January 13, 2026

Are 99% of "gender dysphoria" cases organic (i.e. authentic), or spurred by...popularity?

 You should be able to click the pic below to enlarge it.  Notice anything?

 

16 fairly influential parents above, 19 kids, all trans.  I'm mildly curious as to the percentage of trans kids in the entire population, versus the kids of "influential parents."  

A decade ago, a study in the U.K. compared the incidence of self-declared trans kids at two highschools about two miles apart, but with nearly identical demographics--race, income, food sources, water supply and so on.  In one school something like 40% of the girls said they identified as male, while in the other only about two percent said they were.

If "gender dysphoria" (or whatever the current in-group term is at the moment) were a "natural" phenomenon, one would expect the percentages in schools with the same demographics would be pretty close.  For one school to have 20 times more trannies than the other, with the same population characteristics, strongly suggested being trans was NOT organic, but was triggered by...something else.

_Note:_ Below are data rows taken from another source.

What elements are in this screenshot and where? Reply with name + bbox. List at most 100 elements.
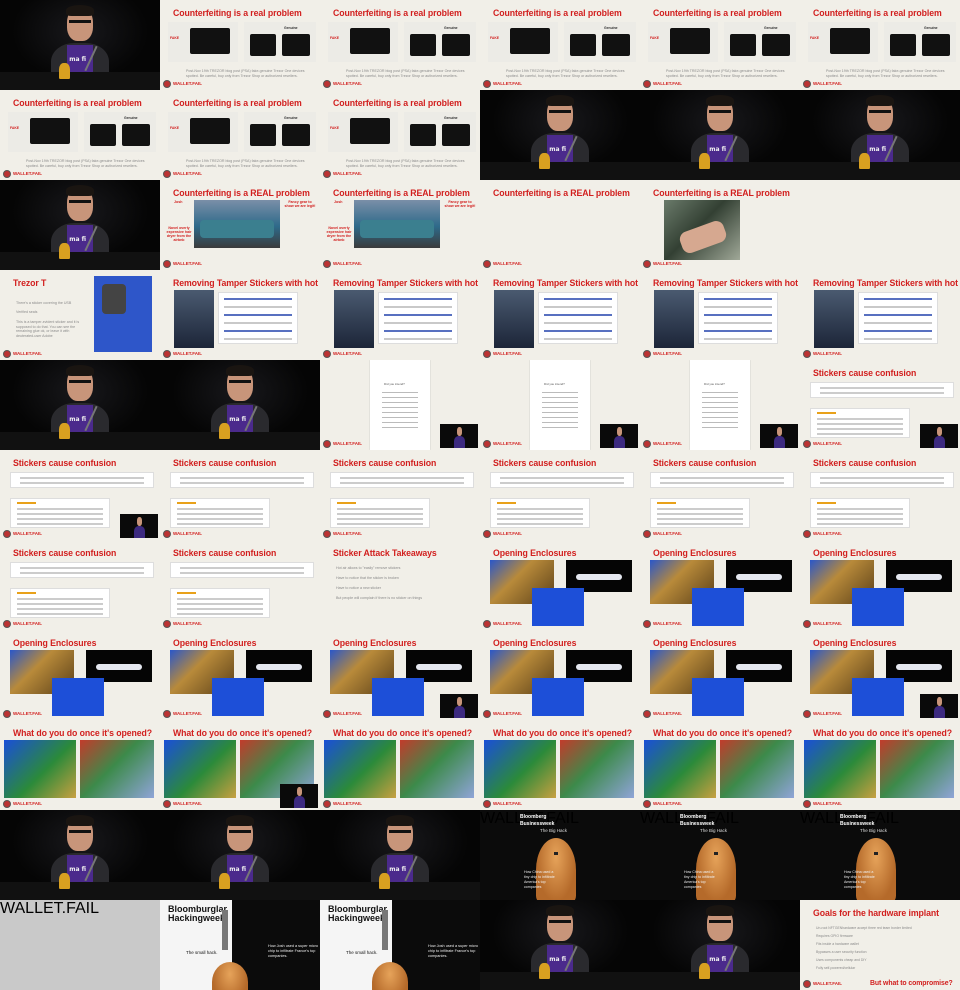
thumbnail-frame[interactable]: Bloomberg Businessweek The Big Hack How Ch… [800,810,960,900]
fake-label: FAKE [10,126,20,130]
fake-wallet-photo: FAKE [488,22,558,62]
thumbnail-frame[interactable]: Opening Enclosures WALLET.FAIL [320,630,480,720]
brand-label: WALLET.FAIL [173,261,202,266]
thumbnail-frame[interactable]: What do you do once it's opened? WALLET.F… [800,720,960,810]
thumbnail-frame[interactable]: Opening Enclosures WALLET.FAIL [800,540,960,630]
review-line [656,513,744,515]
thumbnail-frame[interactable]: Bloomberg Businessweek The Big Hack How Ch… [640,810,800,900]
thumbnail-frame[interactable]: Removing Tamper Stickers with hot air WAL… [800,270,960,360]
result-line [223,306,293,308]
thumbnail-frame[interactable]: What do you do once it's opened? WALLET.F… [480,720,640,810]
thumbnail-frame[interactable]: Stickers cause confusion WALLET.FAIL [800,450,960,540]
brand-logo-icon [483,80,491,88]
thumbnail-frame[interactable]: Removing Tamper Stickers with hot air WAL… [640,270,800,360]
thumbnail-frame[interactable]: Did you intend? WALLET.FAIL [320,360,480,450]
thumbnail-frame[interactable]: ma fi [480,90,640,180]
thumbnail-frame[interactable]: ma fi [480,900,640,990]
thumbnail-frame[interactable]: Counterfeiting is a real problem FAKE Genu… [160,90,320,180]
thumbnail-frame[interactable]: WALLET.FAIL [0,900,160,990]
thumbnail-frame[interactable]: ma fi [0,0,160,90]
thumbnail-frame[interactable]: Removing Tamper Stickers with hot air WAL… [320,270,480,360]
fake-label: FAKE [490,36,500,40]
thumbnail-frame[interactable]: Bloomburglar Hackingweek The small hack. H… [160,900,320,990]
thumbnail-frame[interactable]: Removing Tamper Stickers with hot air WAL… [480,270,640,360]
thumbnail-frame[interactable]: Stickers cause confusion WALLET.FAIL [0,540,160,630]
thumbnail-frame[interactable]: Opening Enclosures WALLET.FAIL [640,630,800,720]
thumbnail-frame[interactable]: Goals for the hardware implant Un-root NF… [800,900,960,990]
thumbnail-frame[interactable]: Counterfeiting is a real problem FAKE Genu… [0,90,160,180]
thumbnail-frame[interactable]: ma fi [640,900,800,990]
brand-logo-icon [3,170,11,178]
brand-logo-icon [3,620,11,628]
thumbnail-frame[interactable]: Trezor T There's a sticker covering the U… [0,270,160,360]
brand-logo-icon [483,350,491,358]
review-line [816,428,904,430]
thumbnail-frame[interactable]: Counterfeiting is a REAL problem WALLET.F… [480,180,640,270]
thumbnail-frame[interactable]: Opening Enclosures WALLET.FAIL [160,630,320,720]
thumbnail-frame[interactable]: Counterfeiting is a real problem FAKE Genu… [640,0,800,90]
blue-photo [532,588,584,626]
review-line [19,567,145,569]
speaker-glasses [228,829,252,833]
speaker-glasses [228,379,252,383]
thumbnail-frame[interactable] [800,180,960,270]
thumbnail-frame[interactable]: ma fi [0,810,160,900]
stars [16,592,37,594]
the-big-hack: The Big Hack [540,828,568,833]
thumbnail-frame[interactable]: Sticker Attack Takeaways Hot air allows t… [320,540,480,630]
fake-device [190,28,230,54]
thumbnail-frame[interactable]: What do you do once it's opened? WALLET.F… [160,720,320,810]
thumbnail-frame[interactable]: Opening Enclosures WALLET.FAIL [480,540,640,630]
thumbnail-frame[interactable]: Did you intend? WALLET.FAIL [480,360,640,450]
thumbnail-frame[interactable]: Bloomburglar Hackingweek The small hack. H… [320,900,480,990]
slide-title: Opening Enclosures [333,638,417,649]
thumbnail-frame[interactable]: Stickers cause confusion WALLET.FAIL [160,450,320,540]
thumbnail-frame[interactable]: Stickers cause confusion WALLET.FAIL [640,450,800,540]
thumbnail-frame[interactable]: Bloomberg Businessweek The Big Hack How Ch… [480,810,640,900]
slide-title: Counterfeiting is a real problem [653,8,782,19]
genuine-device-2 [602,34,630,56]
slide-title: Counterfeiting is a REAL problem [653,188,790,199]
thumbnail-frame[interactable]: Stickers cause confusion WALLET.FAIL [0,450,160,540]
thumbnail-frame[interactable]: Counterfeiting is a REAL problem Josh Nove… [320,180,480,270]
thumbnail-frame[interactable]: ma fi [0,180,160,270]
counterfeit-bullets: Post-Nov 19th TREZOR blog post (PSA) fak… [506,69,625,78]
thumbnail-frame[interactable]: Did you intend? WALLET.FAIL [640,360,800,450]
brand-label: WALLET.FAIL [13,711,42,716]
thumbnail-frame[interactable]: What do you do once it's opened? WALLET.F… [320,720,480,810]
thumbnail-frame[interactable]: ma fi [160,360,320,450]
thumbnail-frame[interactable]: Counterfeiting is a real problem FAKE Genu… [480,0,640,90]
thumbnail-frame[interactable]: Stickers cause confusion WALLET.FAIL [480,450,640,540]
thumbnail-frame[interactable]: Counterfeiting is a real problem FAKE Genu… [320,90,480,180]
fake-wallet-photo: FAKE [328,22,398,62]
bloomberg-businessweek: Bloomberg Businessweek [680,814,715,827]
thumbnail-frame[interactable]: What do you do once it's opened? WALLET.F… [0,720,160,810]
thumbnail-frame[interactable]: Stickers cause confusion WALLET.FAIL [320,450,480,540]
thumbnail-frame[interactable]: Stickers cause confusion WALLET.FAIL [800,360,960,450]
thumbnail-frame[interactable]: Opening Enclosures WALLET.FAIL [800,630,960,720]
thumbnail-frame[interactable]: Counterfeiting is a real problem FAKE Genu… [320,0,480,90]
thumbnail-frame[interactable]: ma fi [320,810,480,900]
thumbnail-frame[interactable]: Opening Enclosures WALLET.FAIL [480,630,640,720]
thumbnail-frame[interactable]: Counterfeiting is a REAL problem WALLET.F… [640,180,800,270]
thumbnail-frame[interactable]: ma fi [0,360,160,450]
result-line [383,298,453,300]
thumbnail-frame[interactable]: What do you do once it's opened? WALLET.F… [640,720,800,810]
hot-air-photo [334,290,374,348]
slide-title: Counterfeiting is a REAL problem [333,188,470,199]
review-line [336,513,424,515]
thumbnail-frame[interactable]: ma fi [160,810,320,900]
thumbnail-frame[interactable]: Stickers cause confusion WALLET.FAIL [160,540,320,630]
brand-logo-icon [163,800,171,808]
thumbnail-frame[interactable]: Opening Enclosures WALLET.FAIL [640,540,800,630]
thumbnail-frame[interactable]: Removing Tamper Stickers with hot air WAL… [160,270,320,360]
review-block-1 [810,472,954,488]
thumbnail-frame[interactable]: Counterfeiting is a real problem FAKE Genu… [800,0,960,90]
review-line [816,523,904,525]
thumbnail-frame[interactable]: ma fi [640,90,800,180]
thumbnail-frame[interactable]: ma fi [800,90,960,180]
thumbnail-frame[interactable]: Opening Enclosures WALLET.FAIL [0,630,160,720]
thumbnail-frame[interactable]: Counterfeiting is a real problem FAKE Genu… [160,0,320,90]
brand-logo-icon [643,440,651,448]
thumbnail-frame[interactable]: Counterfeiting is a REAL problem Josh Nove… [160,180,320,270]
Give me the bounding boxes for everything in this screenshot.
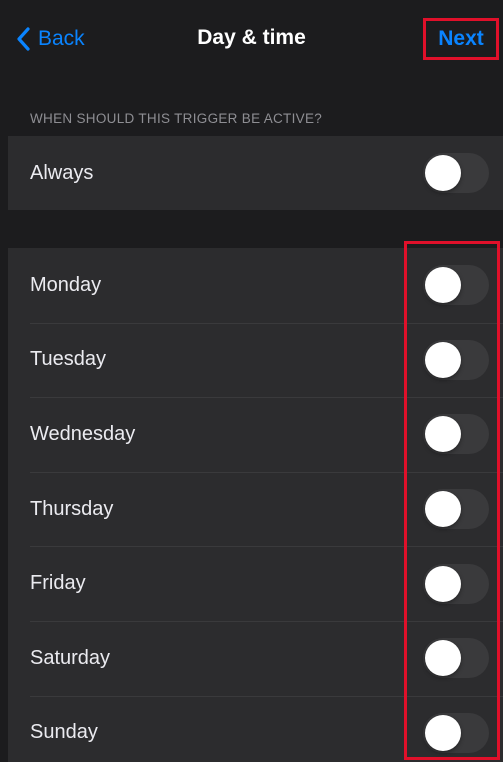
day-row-wednesday: Wednesday (8, 397, 503, 472)
wednesday-toggle[interactable] (423, 414, 489, 455)
navigation-bar: Back Day & time Next (0, 0, 503, 78)
day-label: Sunday (30, 721, 98, 744)
tuesday-toggle[interactable] (423, 339, 489, 380)
group-spacer (8, 210, 503, 248)
day-label: Monday (30, 273, 102, 296)
day-row-monday: Monday (8, 248, 503, 323)
always-row: Always (8, 136, 503, 211)
toggle-knob (425, 491, 461, 528)
day-label: Friday (30, 572, 86, 595)
toggle-knob (425, 341, 461, 378)
toggle-knob (425, 640, 461, 677)
day-row-tuesday: Tuesday (8, 322, 503, 398)
always-toggle[interactable] (423, 153, 489, 194)
day-row-thursday: Thursday (8, 471, 503, 547)
day-label: Wednesday (30, 422, 136, 445)
always-label: Always (30, 161, 94, 184)
day-label: Saturday (30, 646, 111, 669)
thursday-toggle[interactable] (423, 489, 489, 530)
sunday-toggle[interactable] (423, 712, 489, 753)
day-row-sunday: Sunday (8, 695, 503, 762)
day-label: Thursday (30, 497, 114, 520)
toggle-knob (425, 714, 461, 751)
day-row-friday: Friday (8, 546, 503, 621)
saturday-toggle[interactable] (423, 638, 489, 679)
next-button[interactable]: Next (423, 18, 499, 60)
monday-toggle[interactable] (423, 265, 489, 306)
section-header: WHEN SHOULD THIS TRIGGER BE ACTIVE? (30, 111, 323, 126)
days-group: Monday Tuesday Wednesday Thursday Friday (8, 248, 503, 762)
toggle-knob (425, 155, 461, 192)
toggle-knob (425, 267, 461, 304)
day-and-time-screen: Back Day & time Next WHEN SHOULD THIS TR… (0, 0, 503, 762)
day-row-saturday: Saturday (8, 620, 503, 696)
always-group: Always (8, 136, 503, 210)
friday-toggle[interactable] (423, 563, 489, 604)
toggle-knob (425, 416, 461, 453)
day-label: Tuesday (30, 348, 106, 371)
toggle-knob (425, 565, 461, 602)
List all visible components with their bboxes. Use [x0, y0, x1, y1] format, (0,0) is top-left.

The researchers found that in the high-percentage school, two of the most popular girls said they were now male, and that seemed to trigger an avalanche of trend-followers.  By contrast, in the low-incidence school the first girl to declare she was male was NOT popular, which seems to have made other girls uninterested in joining her.

The tranny mafia immediately sneered that the study was flawed, and it vanished from the Media.  See, just like the girls in the study, people who run the Media wanna be popular with the Cool Kids, eh?